Stratford-upon-Avon, Warwickshire, UK

Power plans

Power generation from coal is a threat to the climate (17 March, p 14). There are, however, abundant supplies of cheap coal which will be used. Storage or sequestration of carbon dioxide is only a partial solution. It is just as important to build combined heat and power (CHP) stations. If a power station is 30 per cent efficient, and 10 per cent is then lost in transmission, only 27 per cent of the coal burned is producing electricity and 73 per cent is wasted.
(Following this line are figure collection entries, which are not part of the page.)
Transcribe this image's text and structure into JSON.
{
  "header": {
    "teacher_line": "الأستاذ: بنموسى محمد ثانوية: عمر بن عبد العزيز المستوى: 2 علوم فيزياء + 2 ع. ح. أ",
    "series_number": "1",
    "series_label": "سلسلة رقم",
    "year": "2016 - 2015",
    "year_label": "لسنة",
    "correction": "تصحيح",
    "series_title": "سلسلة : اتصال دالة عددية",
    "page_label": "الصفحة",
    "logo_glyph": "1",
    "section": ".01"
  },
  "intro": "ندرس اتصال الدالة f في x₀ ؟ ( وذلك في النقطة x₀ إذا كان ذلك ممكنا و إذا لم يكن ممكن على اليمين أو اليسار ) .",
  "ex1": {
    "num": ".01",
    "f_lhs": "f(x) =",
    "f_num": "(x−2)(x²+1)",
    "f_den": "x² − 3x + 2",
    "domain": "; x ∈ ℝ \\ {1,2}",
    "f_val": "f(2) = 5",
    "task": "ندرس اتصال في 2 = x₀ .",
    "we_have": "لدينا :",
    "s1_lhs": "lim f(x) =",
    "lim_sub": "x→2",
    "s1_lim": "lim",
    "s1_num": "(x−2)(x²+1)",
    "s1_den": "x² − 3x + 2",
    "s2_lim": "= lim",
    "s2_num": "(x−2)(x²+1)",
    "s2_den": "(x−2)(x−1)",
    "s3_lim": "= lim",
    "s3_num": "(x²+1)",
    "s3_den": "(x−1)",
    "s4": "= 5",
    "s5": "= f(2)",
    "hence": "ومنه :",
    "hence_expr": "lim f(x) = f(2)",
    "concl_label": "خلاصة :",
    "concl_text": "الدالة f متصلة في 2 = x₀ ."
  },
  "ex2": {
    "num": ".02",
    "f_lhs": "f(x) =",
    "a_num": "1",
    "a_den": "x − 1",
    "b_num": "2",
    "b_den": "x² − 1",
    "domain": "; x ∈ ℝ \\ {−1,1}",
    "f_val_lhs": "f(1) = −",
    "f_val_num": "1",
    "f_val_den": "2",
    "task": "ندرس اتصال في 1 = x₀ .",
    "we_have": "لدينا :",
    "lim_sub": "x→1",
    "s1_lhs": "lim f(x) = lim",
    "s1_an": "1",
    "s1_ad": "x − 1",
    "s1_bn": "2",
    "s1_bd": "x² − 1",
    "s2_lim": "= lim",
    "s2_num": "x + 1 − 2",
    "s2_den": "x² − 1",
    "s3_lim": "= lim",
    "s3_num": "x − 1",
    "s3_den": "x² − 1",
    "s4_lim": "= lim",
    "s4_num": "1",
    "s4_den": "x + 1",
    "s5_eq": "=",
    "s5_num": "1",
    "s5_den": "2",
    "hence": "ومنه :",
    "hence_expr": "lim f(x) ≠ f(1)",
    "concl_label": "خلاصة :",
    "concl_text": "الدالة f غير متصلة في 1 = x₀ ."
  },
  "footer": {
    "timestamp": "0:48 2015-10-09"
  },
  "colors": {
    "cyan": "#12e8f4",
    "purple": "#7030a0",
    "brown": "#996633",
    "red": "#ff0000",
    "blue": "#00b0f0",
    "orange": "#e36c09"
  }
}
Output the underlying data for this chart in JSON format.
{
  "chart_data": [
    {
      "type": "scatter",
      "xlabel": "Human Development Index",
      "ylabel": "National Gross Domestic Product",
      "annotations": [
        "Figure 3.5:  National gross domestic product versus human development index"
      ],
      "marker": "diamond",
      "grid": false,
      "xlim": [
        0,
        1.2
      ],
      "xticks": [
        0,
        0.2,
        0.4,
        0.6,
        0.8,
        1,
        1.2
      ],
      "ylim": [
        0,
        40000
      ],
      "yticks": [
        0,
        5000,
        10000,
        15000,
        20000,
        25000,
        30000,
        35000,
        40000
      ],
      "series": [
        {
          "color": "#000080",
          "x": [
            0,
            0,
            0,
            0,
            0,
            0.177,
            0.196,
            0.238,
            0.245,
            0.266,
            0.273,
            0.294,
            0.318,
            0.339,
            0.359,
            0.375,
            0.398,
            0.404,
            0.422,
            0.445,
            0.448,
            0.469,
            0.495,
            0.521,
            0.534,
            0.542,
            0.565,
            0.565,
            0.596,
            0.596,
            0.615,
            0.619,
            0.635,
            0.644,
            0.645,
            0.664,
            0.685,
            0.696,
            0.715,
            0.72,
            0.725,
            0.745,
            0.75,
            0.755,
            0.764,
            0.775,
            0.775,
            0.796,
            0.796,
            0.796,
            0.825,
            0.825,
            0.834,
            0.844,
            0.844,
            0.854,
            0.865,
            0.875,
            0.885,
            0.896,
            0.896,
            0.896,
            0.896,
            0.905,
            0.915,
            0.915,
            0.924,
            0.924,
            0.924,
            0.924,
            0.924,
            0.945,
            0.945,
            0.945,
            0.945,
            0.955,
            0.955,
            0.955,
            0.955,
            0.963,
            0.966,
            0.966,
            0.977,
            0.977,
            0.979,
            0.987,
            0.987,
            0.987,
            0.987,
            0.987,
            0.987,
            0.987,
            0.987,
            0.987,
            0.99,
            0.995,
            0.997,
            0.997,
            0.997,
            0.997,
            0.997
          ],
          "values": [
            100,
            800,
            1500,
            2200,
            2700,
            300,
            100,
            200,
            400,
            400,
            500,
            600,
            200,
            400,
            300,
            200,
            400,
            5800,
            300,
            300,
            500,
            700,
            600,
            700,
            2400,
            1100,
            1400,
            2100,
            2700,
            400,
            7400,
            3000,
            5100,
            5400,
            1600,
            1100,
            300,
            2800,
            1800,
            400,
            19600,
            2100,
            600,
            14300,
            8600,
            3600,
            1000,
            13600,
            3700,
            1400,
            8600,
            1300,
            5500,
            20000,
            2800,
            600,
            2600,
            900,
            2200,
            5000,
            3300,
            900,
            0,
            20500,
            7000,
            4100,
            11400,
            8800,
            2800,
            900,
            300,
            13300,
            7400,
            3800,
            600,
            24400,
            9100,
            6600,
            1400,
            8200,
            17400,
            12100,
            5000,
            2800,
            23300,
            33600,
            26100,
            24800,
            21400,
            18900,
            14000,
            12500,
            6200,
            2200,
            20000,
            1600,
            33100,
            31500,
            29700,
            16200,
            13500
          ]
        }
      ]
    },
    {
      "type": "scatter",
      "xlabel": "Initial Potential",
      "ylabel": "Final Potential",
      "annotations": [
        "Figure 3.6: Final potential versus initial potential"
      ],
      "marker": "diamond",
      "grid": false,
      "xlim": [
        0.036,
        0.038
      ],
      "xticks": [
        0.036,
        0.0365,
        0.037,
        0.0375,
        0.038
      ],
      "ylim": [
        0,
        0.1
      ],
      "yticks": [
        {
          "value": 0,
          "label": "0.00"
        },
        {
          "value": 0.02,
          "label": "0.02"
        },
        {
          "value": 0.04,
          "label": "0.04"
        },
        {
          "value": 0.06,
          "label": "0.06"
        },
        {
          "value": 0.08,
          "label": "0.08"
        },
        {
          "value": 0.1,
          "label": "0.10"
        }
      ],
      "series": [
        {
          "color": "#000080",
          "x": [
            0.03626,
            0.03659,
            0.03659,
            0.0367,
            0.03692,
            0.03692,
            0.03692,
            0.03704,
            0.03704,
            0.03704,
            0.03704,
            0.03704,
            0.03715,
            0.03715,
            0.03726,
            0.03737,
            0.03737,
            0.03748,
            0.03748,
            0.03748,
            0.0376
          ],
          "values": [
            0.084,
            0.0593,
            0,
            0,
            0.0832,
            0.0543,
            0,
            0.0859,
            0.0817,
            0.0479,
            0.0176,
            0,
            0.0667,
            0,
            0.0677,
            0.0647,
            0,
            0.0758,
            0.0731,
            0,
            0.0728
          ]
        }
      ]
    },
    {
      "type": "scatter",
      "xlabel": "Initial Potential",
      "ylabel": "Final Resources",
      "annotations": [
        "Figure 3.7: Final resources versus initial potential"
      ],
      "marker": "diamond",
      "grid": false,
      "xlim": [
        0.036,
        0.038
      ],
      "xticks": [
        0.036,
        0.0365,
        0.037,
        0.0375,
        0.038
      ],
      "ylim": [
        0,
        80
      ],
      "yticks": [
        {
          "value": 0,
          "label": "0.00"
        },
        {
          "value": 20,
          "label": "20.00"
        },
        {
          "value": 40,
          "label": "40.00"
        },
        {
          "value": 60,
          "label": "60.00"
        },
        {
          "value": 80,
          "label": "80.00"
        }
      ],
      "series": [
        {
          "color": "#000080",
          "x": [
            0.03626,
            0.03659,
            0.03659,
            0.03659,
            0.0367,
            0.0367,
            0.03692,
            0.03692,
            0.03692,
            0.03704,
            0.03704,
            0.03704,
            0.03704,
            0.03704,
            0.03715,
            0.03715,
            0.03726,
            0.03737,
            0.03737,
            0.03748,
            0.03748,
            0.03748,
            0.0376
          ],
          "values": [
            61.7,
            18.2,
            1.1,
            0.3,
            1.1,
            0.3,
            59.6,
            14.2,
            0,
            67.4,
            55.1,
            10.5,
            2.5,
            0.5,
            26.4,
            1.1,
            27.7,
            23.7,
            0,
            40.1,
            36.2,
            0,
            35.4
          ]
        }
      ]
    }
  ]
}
CHP increases the percentage of energy used to around 80 per cent. New power stations should be built only if they use the “waste” heat, and transmission losses should be minimised by shortening the distance power lines cover. The heat can be used for district domestic heating, or industrial processes, or even to provide refrigeration. The power generation industry claims that gigawatt-sized stations are more economic than smaller ones – but this ignores the increased output in energy from local CHP.

Embrace those trees

Daniel Boyd points out the impracticality of carbon offsets that would demand 625 square kilometres of newly planted trees to offset emissions for a mere 50,000 people (7 April, p 20). An alternative might be to expand the carbon offset market to preserve as well as create forests. Tropical rainforests are being cleared at a terrifying rate leading to habitat loss, extinction of species, carbon emissions through uncontrolled burning and, of course, the removal of future carbon sinks.

If the fashion for carbon offsets could be diverted into buying, preserving and perhaps even expanding forests at risk, then we might begin to address more than one desperately urgent problem at the same time.